Original wallpaper “Night” was accepted to “Printfest,” International Print Center, group exhibition in fall, 2019. Thereafter her focus shifted to wood which she pursued at the Bentwood Studio in Carmel, New York.  A hand carved bowl made from koa and a mobile were Mary’s contributions to the graduate student group exhibition “Absence and Presence” in September, 2019. Her solo thesis exhibition “Dancing in the Dark”, in March 2020, examined the interplay between the movement of large-scale mobiles and the shadows they cast. Just as objects are accompanied by shadows, so also our lives move between joyfulness and loss, birth and death.

“Confetti” builds on these themes. Confetti is the chaotic expression at celebrations, in which tiny pieces of paper, petals, seeds and grain are thrown. We experience abandon as they shower us with color and sometimes meaning as at a wedding, where they may symbolize good fortune, happiness and fertility. The show offers viewers a moment of escape, refuge and peace in a world which is so often stressful and anxiety provoking.

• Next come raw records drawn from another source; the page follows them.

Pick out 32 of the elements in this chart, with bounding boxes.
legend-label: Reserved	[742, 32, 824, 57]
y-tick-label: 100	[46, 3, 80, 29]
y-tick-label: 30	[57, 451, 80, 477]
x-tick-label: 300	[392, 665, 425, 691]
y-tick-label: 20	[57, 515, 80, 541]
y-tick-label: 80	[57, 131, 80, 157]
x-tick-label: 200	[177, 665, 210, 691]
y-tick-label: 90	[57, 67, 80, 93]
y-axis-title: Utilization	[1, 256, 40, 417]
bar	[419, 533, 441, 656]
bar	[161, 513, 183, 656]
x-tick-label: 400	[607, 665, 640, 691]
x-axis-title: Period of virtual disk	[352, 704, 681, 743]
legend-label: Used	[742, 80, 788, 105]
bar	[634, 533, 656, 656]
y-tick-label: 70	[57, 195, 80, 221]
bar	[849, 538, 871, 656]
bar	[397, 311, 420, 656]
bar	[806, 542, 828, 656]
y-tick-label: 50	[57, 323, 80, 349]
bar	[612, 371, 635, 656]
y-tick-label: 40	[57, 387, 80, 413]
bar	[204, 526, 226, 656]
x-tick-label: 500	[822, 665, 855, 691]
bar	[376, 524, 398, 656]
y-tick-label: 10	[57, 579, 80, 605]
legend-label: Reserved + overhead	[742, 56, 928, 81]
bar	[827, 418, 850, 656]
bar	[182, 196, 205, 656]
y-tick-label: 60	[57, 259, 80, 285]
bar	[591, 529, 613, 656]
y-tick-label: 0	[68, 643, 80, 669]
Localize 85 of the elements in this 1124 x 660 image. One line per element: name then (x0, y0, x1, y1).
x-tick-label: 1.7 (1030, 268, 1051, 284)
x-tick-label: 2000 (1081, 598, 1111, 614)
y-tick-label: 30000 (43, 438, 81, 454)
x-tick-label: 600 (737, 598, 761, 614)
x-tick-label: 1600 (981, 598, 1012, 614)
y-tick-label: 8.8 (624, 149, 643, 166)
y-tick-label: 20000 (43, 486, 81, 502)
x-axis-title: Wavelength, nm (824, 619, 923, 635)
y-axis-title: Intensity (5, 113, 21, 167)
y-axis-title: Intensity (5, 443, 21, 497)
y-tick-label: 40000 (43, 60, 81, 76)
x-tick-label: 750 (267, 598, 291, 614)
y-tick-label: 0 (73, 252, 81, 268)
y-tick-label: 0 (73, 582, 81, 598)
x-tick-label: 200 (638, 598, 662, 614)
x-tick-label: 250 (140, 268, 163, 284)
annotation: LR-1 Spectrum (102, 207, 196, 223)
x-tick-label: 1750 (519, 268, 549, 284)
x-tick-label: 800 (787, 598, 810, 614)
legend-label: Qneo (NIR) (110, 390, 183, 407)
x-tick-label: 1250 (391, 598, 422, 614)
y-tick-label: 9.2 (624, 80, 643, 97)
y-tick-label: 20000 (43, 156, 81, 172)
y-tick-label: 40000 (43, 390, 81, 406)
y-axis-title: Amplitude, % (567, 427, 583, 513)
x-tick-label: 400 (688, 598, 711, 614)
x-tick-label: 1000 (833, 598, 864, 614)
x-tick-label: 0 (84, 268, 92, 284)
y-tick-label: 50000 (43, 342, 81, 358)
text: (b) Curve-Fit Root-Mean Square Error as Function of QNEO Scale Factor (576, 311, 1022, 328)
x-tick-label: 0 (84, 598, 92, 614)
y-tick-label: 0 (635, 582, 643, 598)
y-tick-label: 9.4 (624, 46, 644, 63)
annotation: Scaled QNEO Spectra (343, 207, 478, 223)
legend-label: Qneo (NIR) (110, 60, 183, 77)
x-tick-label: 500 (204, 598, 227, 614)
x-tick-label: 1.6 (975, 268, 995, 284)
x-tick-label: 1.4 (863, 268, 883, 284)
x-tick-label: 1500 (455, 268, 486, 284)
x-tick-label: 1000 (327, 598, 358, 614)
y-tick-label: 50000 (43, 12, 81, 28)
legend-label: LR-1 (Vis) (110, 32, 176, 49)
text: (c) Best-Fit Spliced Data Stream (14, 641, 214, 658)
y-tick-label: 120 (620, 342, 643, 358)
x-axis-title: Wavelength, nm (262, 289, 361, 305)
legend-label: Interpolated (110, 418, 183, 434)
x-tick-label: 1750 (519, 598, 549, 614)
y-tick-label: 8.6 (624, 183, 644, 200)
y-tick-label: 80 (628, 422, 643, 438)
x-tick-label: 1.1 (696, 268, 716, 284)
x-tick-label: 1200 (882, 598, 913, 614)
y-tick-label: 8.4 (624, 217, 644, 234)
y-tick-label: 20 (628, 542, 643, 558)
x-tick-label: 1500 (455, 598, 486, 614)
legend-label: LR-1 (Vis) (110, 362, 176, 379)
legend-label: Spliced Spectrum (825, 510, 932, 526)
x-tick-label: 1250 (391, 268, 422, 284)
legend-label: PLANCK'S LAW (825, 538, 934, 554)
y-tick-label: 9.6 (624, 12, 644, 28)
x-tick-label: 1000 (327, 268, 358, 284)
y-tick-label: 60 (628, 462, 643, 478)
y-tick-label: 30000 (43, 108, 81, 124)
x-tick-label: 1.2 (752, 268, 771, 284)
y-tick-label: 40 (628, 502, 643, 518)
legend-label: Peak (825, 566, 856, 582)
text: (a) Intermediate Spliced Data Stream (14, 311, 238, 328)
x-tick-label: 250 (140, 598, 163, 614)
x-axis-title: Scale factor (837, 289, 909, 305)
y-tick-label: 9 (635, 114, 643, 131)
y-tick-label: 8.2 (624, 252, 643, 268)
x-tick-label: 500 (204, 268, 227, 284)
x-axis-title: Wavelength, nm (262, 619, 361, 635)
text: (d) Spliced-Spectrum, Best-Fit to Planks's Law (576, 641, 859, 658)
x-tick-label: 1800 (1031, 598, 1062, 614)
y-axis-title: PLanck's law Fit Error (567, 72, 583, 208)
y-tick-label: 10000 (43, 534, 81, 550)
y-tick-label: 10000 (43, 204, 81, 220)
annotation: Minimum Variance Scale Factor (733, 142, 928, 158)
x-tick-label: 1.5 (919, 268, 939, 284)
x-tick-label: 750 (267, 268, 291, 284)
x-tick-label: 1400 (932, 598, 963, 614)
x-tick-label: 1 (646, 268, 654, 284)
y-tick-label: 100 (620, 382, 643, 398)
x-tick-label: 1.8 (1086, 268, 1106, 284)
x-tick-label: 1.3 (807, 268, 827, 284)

Mary is most influenced by the writing of Drs. Bernie Siegel and Elizabeth Kübler-Ross who recognized the influence of beliefs in medicine, as I do in art. My work reflects my faith in God, the greatest artist of all. She invites you to this exhibit with gratitude to past mentors Timothy Clark, Knox Martin, Tom Thayer and Ernie Palmieri.

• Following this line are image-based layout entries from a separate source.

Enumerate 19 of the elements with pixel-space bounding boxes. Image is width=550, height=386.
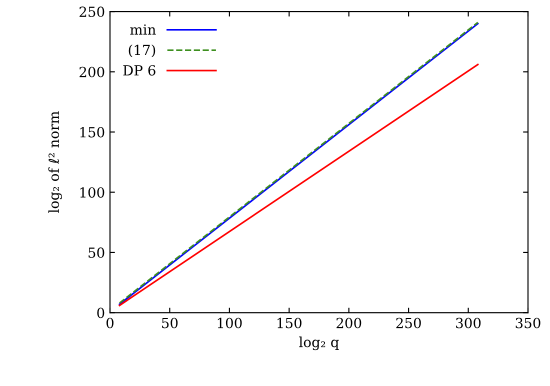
x-tick-label: 150 [278, 318, 302, 328]
legend-label: min [130, 24, 156, 35]
y-tick-label: 100 [80, 187, 104, 198]
x-tick-label: 200 [336, 318, 362, 328]
x-tick-label: 100 [218, 318, 242, 328]
x-tick-label: 0 [106, 318, 114, 328]
y-tick-label: 200 [80, 66, 104, 78]
legend-label: (17) [128, 44, 156, 58]
y-tick-label: 0 [97, 308, 104, 318]
x-tick-label: 300 [456, 318, 481, 328]
y-tick-label: 250 [80, 6, 104, 18]
y-tick-label: 50 [88, 247, 104, 258]
y-tick-label: 150 [80, 126, 104, 138]
x-tick-label: 350 [516, 318, 540, 328]
legend-label: DP 6 [123, 65, 156, 76]
y-axis-title: log₂ of ℓ² norm [48, 111, 62, 213]
x-axis-title: log₂ q [299, 336, 339, 350]
x-tick-label: 50 [162, 318, 178, 328]
x-tick-label: 250 [396, 318, 421, 328]
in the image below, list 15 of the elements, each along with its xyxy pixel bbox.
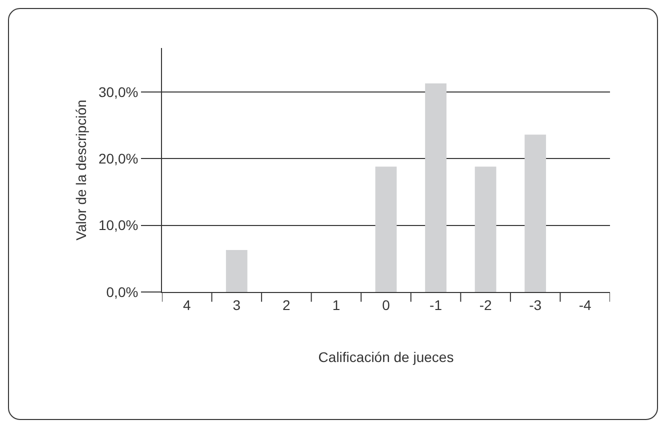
x-tick-label: -4 xyxy=(578,296,592,313)
x-tick-label: -2 xyxy=(479,296,492,313)
x-tick-label: 1 xyxy=(332,296,340,313)
x-tick-label: -1 xyxy=(430,296,442,313)
x-tick-label: 4 xyxy=(182,296,191,313)
y-tick-label: 30,0% xyxy=(98,84,138,100)
x-tick-label: 3 xyxy=(232,296,241,313)
x-tick-label: 0 xyxy=(382,296,390,313)
y-tick-label: 20,0% xyxy=(98,150,138,167)
y-tick-label: 0,0% xyxy=(106,284,138,300)
x-tick-label: 2 xyxy=(282,296,291,313)
x-tick-label: -3 xyxy=(529,296,542,313)
y-tick-label: 10,0% xyxy=(98,217,138,234)
y-axis-title: Valor de la descripción xyxy=(73,100,90,240)
x-axis-title: Calificación de jueces xyxy=(318,349,454,366)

"Creature of Habit" acrylic paintings by Stephanie Fiorino

“Creature of Habit” acrylic paintings by Stephanie Fiorino

Monday, April 1st through – April 29th

Reception: Saturday, April 6th from 2pm-4pm

Stephanie Fiorino was an art major at Manhattanville College- her main medium being photography. She works in the Bronx in a NYC public elementary school and has been teaching visual art for 14 years. She had 4 students’ work exhibited in the PS Art citywide exhibition at the Metropolitan Museum of art and 6 in the Bronx Borough arts festival at Lehman College Gallery.

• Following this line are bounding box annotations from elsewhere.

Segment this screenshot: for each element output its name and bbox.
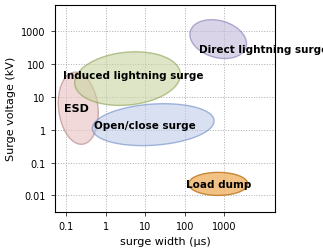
Polygon shape — [75, 53, 181, 106]
Text: Direct lightning surge: Direct lightning surge — [199, 45, 323, 55]
X-axis label: surge width (μs): surge width (μs) — [120, 237, 210, 246]
Text: ESD: ESD — [64, 104, 89, 114]
Text: Open/close surge: Open/close surge — [94, 120, 196, 130]
Text: Induced lightning surge: Induced lightning surge — [63, 71, 204, 81]
Polygon shape — [189, 173, 248, 196]
Polygon shape — [190, 21, 246, 59]
Y-axis label: Surge voltage (kV): Surge voltage (kV) — [5, 57, 16, 161]
Polygon shape — [58, 73, 98, 145]
Text: Load dump: Load dump — [185, 179, 251, 189]
Polygon shape — [92, 104, 214, 146]
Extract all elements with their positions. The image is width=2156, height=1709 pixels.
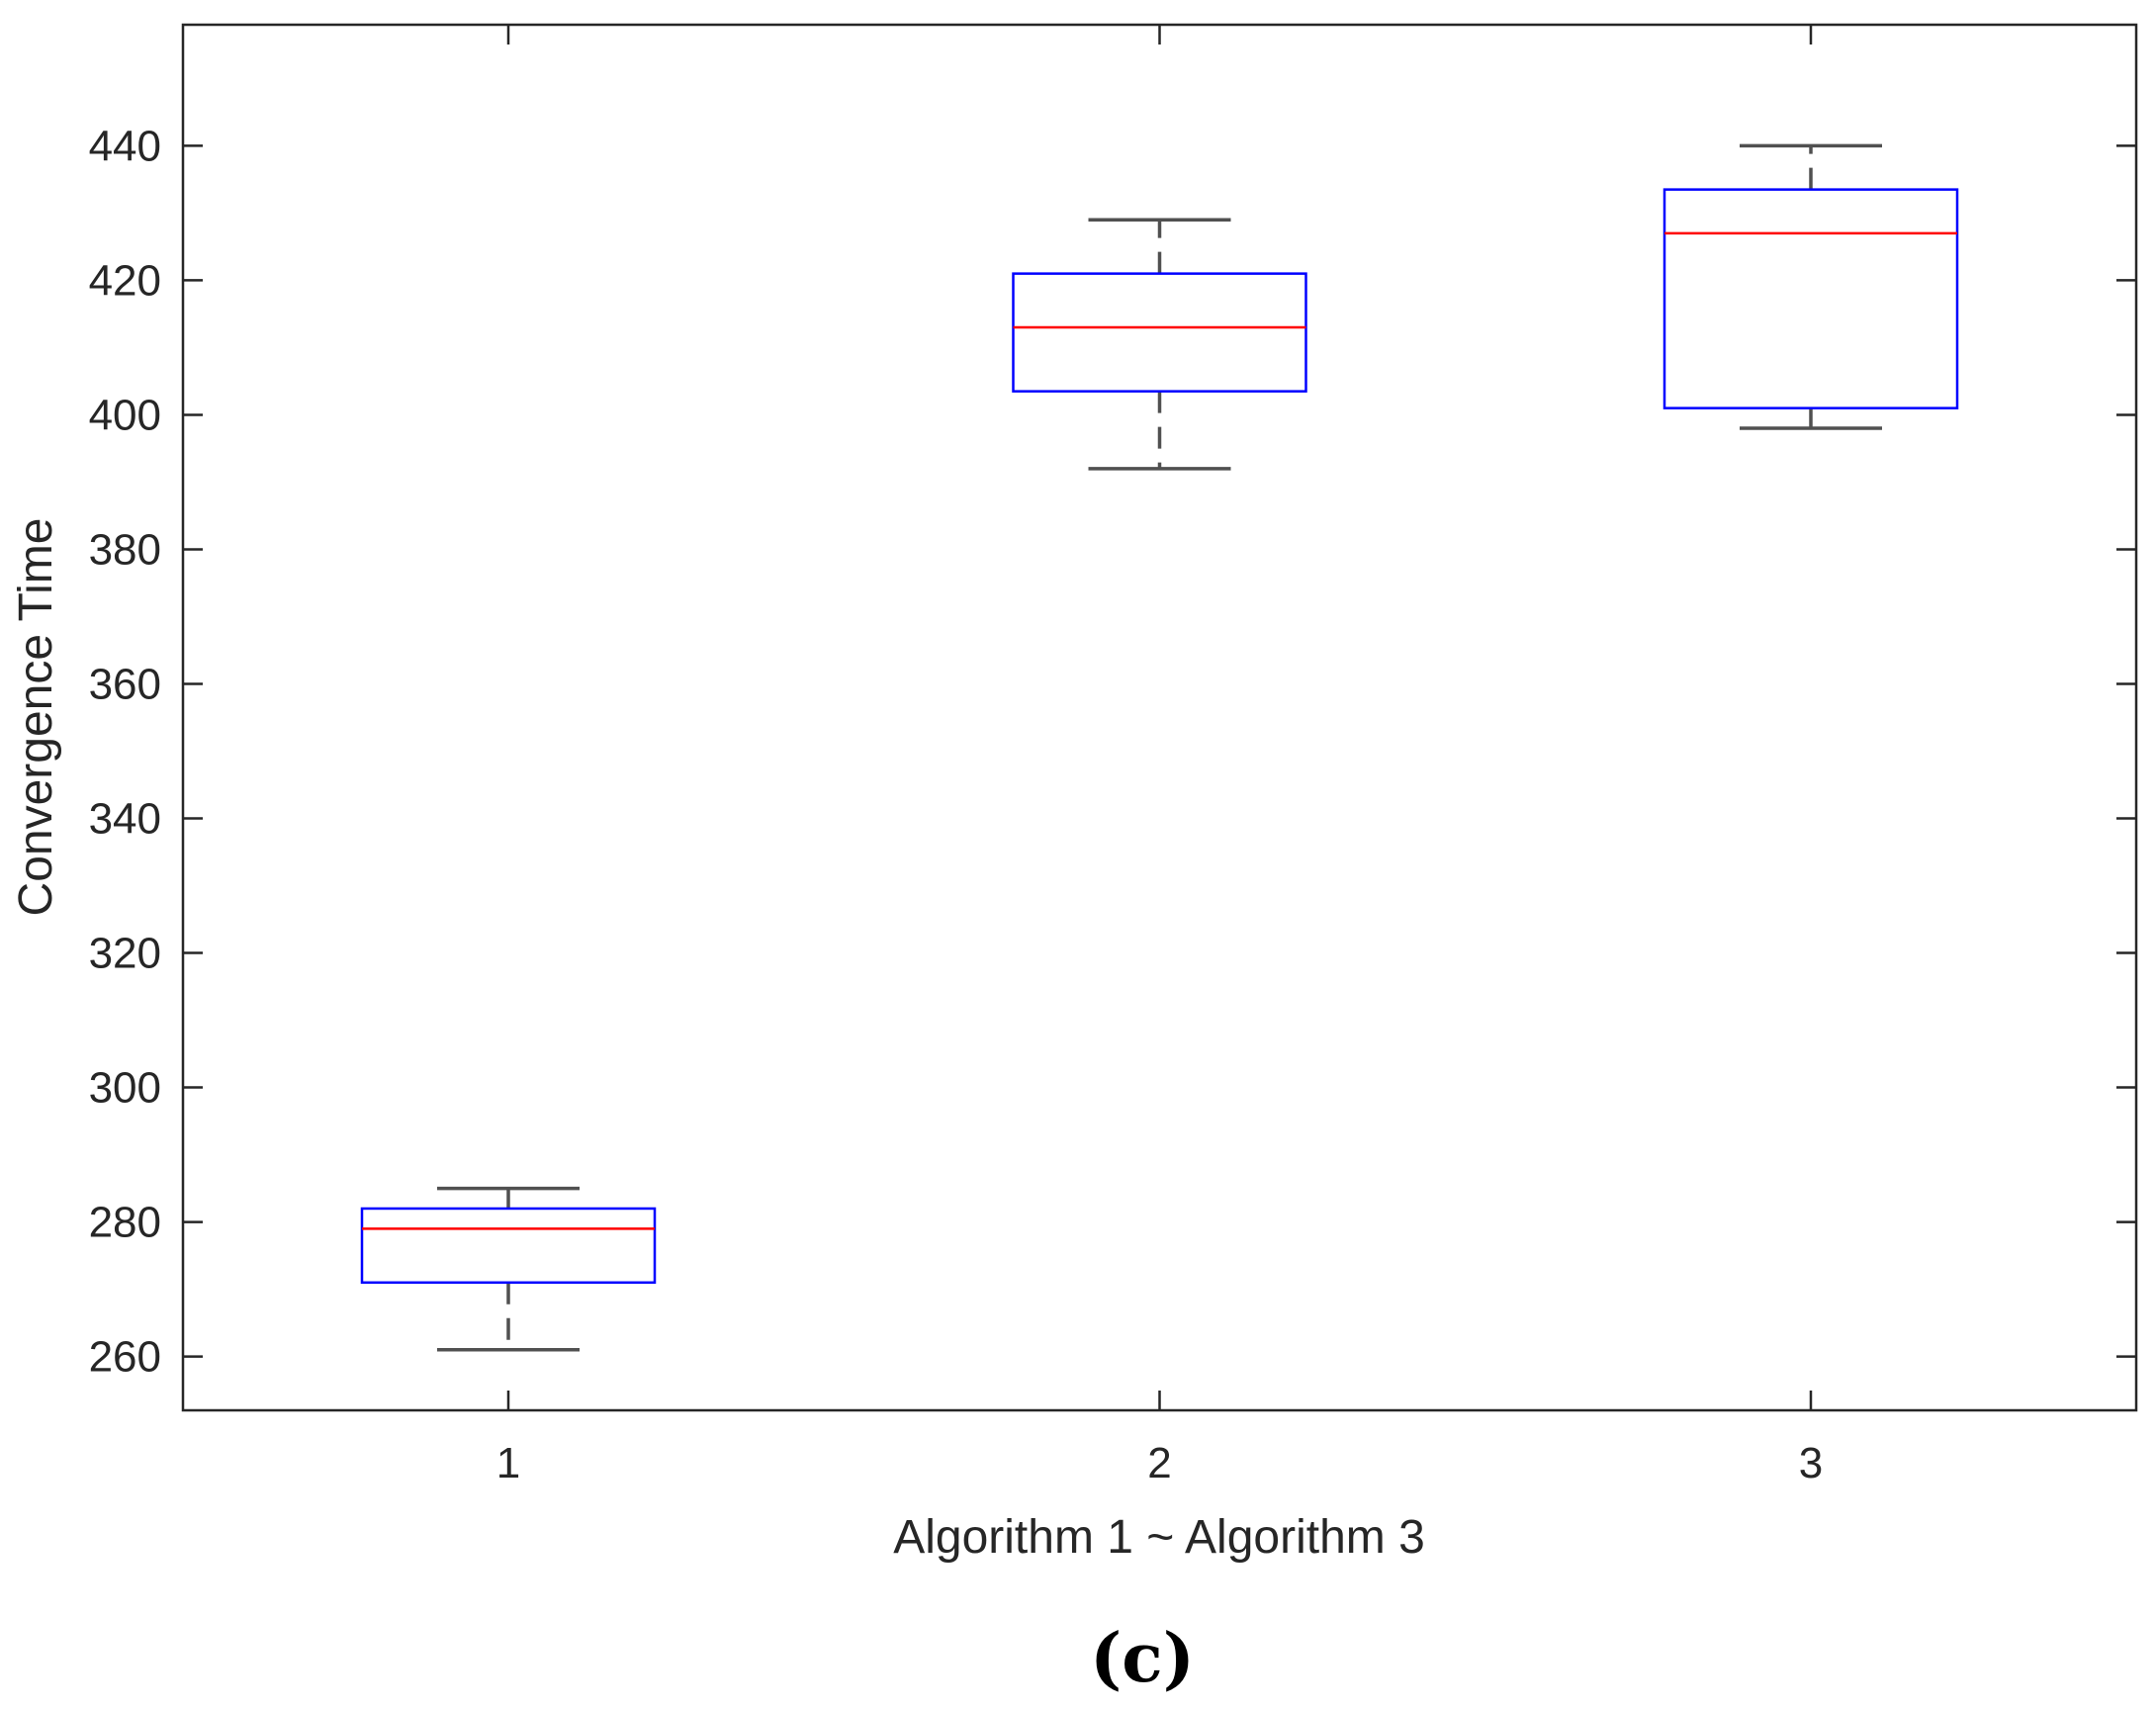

During the pandemic the school lost one of their assistant principals to Covid. Stephanie led a team to paint a mural in her memory that is on display in the school. During the process she found herself challenged and enjoyed painting sea animals with texture- February 2023 Stephanie lost her mother and found having a side project this summer kept her mind busy and was a channel for healing- She chose to ask her immediate family what their favorite animals were and then challenged herself to paint them in a large-scale format with lots of attention to texture. Stephanie also enjoyed making an abstract background with Klimt like patterns and colors. She found that removing the choice of which animals to paint created an exciting challenge. The first two paintings were a Great Horned Owl for her son and a Rabbit for her husband.

Stephanie is hard of hearing and uses ASL and English. “I believe art is a universal language”. She currently resides in Rye Brook with her husband Sam and her son, Myles.